My mum, Mary, was Catholic, as were both sides of the family, the McCallums and the Dohertys. Ian Paisley most certainly was not. He was, according to the sober writing in Brittanica.com, “a militant Protestant leader in the factional conflict that divided Northern Ireland from the 1960s ... his ideological message combined militant anti-Catholicism with militant unionism”.
My mum was assigned to be one of his nurses when he came to the Ulster. Her supervisor suggested she take off her name badge so Paisley did not twig she was catholic. I think Paisley would have met his match in Mary McCallum, but we will never know. This was peak Northern Ireland in the late ’60s and early ’70s. People could tell what religion you were just from your accent, the spelling of your name and the newspaper you read.

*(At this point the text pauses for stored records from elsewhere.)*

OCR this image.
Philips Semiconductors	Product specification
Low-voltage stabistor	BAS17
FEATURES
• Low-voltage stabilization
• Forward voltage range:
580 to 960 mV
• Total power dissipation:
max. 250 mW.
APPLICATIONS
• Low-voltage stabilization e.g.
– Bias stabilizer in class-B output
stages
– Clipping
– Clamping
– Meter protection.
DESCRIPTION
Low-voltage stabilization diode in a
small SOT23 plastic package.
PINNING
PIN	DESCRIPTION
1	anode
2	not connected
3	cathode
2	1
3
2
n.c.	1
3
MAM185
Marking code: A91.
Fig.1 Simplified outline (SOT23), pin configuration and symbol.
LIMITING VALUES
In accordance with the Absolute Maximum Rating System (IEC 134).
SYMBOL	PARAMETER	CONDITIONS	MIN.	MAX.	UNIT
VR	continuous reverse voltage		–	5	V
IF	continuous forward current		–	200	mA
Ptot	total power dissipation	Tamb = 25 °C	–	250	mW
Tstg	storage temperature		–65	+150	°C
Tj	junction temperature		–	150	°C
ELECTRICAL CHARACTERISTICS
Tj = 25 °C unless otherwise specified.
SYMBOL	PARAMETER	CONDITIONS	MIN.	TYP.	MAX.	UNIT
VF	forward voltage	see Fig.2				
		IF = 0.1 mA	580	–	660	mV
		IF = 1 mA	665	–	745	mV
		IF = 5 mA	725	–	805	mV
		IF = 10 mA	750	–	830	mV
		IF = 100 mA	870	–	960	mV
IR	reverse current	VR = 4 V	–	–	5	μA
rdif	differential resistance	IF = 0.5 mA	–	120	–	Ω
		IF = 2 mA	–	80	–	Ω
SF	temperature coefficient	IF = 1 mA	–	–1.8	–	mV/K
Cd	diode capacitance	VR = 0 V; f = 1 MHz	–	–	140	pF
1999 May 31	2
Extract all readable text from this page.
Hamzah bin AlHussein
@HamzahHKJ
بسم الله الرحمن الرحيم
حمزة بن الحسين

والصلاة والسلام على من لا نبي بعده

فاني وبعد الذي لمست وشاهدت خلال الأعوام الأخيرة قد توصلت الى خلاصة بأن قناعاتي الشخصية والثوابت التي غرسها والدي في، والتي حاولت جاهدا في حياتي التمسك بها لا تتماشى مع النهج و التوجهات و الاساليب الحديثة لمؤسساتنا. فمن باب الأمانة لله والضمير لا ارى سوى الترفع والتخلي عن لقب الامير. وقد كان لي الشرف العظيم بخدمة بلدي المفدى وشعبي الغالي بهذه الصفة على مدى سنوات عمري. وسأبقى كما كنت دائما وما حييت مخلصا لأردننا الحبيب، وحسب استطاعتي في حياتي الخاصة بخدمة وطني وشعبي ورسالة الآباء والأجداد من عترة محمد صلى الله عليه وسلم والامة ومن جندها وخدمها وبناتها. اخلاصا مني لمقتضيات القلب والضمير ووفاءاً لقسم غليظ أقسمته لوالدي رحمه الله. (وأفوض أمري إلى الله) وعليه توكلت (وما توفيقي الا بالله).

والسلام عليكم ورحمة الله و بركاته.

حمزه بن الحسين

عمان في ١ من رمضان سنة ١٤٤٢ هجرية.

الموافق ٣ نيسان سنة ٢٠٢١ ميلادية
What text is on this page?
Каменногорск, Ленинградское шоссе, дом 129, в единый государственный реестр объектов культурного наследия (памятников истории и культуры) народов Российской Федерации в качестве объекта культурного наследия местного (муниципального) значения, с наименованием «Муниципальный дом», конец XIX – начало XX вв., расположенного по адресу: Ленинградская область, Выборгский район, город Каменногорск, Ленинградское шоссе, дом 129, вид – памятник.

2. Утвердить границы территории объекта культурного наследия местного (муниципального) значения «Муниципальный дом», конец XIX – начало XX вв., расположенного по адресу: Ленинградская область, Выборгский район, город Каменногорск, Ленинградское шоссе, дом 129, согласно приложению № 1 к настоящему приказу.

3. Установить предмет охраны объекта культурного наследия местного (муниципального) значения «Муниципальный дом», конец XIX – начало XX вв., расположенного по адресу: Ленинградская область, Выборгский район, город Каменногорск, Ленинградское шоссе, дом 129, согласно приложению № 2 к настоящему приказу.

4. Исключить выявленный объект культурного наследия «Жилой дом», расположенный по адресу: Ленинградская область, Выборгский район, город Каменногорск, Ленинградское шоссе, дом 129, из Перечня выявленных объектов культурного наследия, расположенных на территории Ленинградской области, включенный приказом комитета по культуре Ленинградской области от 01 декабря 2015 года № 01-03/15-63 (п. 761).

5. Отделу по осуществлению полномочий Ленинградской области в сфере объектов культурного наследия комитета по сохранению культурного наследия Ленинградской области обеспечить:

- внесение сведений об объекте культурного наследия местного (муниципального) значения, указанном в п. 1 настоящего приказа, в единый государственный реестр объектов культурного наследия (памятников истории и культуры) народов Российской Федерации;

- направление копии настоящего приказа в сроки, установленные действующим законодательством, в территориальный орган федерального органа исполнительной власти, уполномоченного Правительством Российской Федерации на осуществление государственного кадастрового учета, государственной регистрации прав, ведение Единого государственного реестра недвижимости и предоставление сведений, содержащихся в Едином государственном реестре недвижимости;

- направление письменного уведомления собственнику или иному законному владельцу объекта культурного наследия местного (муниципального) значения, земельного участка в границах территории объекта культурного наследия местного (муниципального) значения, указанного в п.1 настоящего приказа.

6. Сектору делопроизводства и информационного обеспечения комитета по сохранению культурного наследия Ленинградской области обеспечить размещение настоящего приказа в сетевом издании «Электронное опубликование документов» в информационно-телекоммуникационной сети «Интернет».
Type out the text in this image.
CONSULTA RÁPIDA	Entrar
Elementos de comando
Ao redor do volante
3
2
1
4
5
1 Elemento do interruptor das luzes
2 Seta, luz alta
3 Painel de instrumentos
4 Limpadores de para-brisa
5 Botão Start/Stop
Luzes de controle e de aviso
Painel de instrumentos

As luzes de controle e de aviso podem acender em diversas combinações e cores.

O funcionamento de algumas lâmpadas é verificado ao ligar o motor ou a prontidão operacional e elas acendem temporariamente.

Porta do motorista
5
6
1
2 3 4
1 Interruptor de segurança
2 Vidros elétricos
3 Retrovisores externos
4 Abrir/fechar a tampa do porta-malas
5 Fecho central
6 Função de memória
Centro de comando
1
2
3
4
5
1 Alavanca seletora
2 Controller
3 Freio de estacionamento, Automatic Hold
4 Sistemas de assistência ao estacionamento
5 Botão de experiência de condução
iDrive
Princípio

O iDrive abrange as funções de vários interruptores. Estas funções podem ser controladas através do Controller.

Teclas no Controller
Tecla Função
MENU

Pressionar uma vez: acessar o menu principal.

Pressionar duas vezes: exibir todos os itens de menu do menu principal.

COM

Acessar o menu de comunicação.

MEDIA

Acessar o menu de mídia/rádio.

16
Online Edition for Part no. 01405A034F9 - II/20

Belfast was where you went to visit the “big shops”. During the Troubles, when the conflict was at its worst, the ends of the high streets were barricaded and guarded by British soldiers. You walked through a turnstile and were searched by soldiers. I can remember being frisked by men in uniform at the age of seven for bombs and guns.
My parents shielded me from most of the religious hatred. We lived in what was a vaguely “nonsectarian” area, a new estate called Rosehill, on a street called Valencia Way North. I had little notion of what was a Catholic or a Protestant and had few cares in the world save for riding my Raleigh Chopper at high speed down the descent of Korona Park Road. Sheer, innocent joy.
On Sunday night and Monday morning, I watched McIlroy take all of Northern Ireland and every single Irish person around the world from expectation to agony to ecstasy. It was, summed up by the Times in one perfect headline, “Ludicrously, relentlessly riveting”.
The big papers swamped Holywood and the golf club this week for reactions. “Ian Carson, 50, a Holywood decorator, said the golfer transcended the region’s sectarian divide. ‘He covers all the angles. It doesn’t matter what religion you are’,” reported the Guardian.
And, so, for the first time in the years I have watched McIlroy play, I googled his religion. I wasn’t the only one who didn’t know. Barry McGuigan, the former featherweight world champion, was surprised when told what it was in 2011.
Is he Catholic? Really? McGuigan told Niall Stanage in an article for the New York Times. “I didn’t know that. I thought he was a Protestant young guy.” McGuigan was a precursor of a kind to McIlroy ... a Roman Catholic born and raised in a small town just over the border in the Republic of Ireland, he threaded his way through the political and cultural minefield of the time to become beloved by almost everyone.”
Stanage grew up in Northern Ireland during the Troubles. “At that time, in that place, everyone I knew could identify in an instant the religious affiliation of even the most apolitical people who had propelled themselves from Northern Ireland onto a bigger stage. Van Morrison was Protestant. Liam Neeson was Catholic. George Best, perhaps the finest soccer player of his generation: Protestant. Dennis Taylor, a snooker world champion: Catholic. And on and on. McIlroy isn’t like that. The only reason I was able to inform McGuigan of the golfer’s religion was because I had made a deliberate effort to discover it.”
McIlroy is a son of the post-Troubles generation, an Irishman of the North and the Republic. Stanage quoted James Joyce in A Portrait of the Artist as a Young Man: “When the soul of a man is born in this country, there are nets flung at it to hold it back from flight.”
“No individual, least of all a 22-year-old golfer, can dissolve those nets single-handedly,” wrote Stanage 14 years ago. “But Rory McIlroy and his generation are making them looser and less suffocating than ever before. It’s no mean feat, and for many of us, it’s good enough for now.”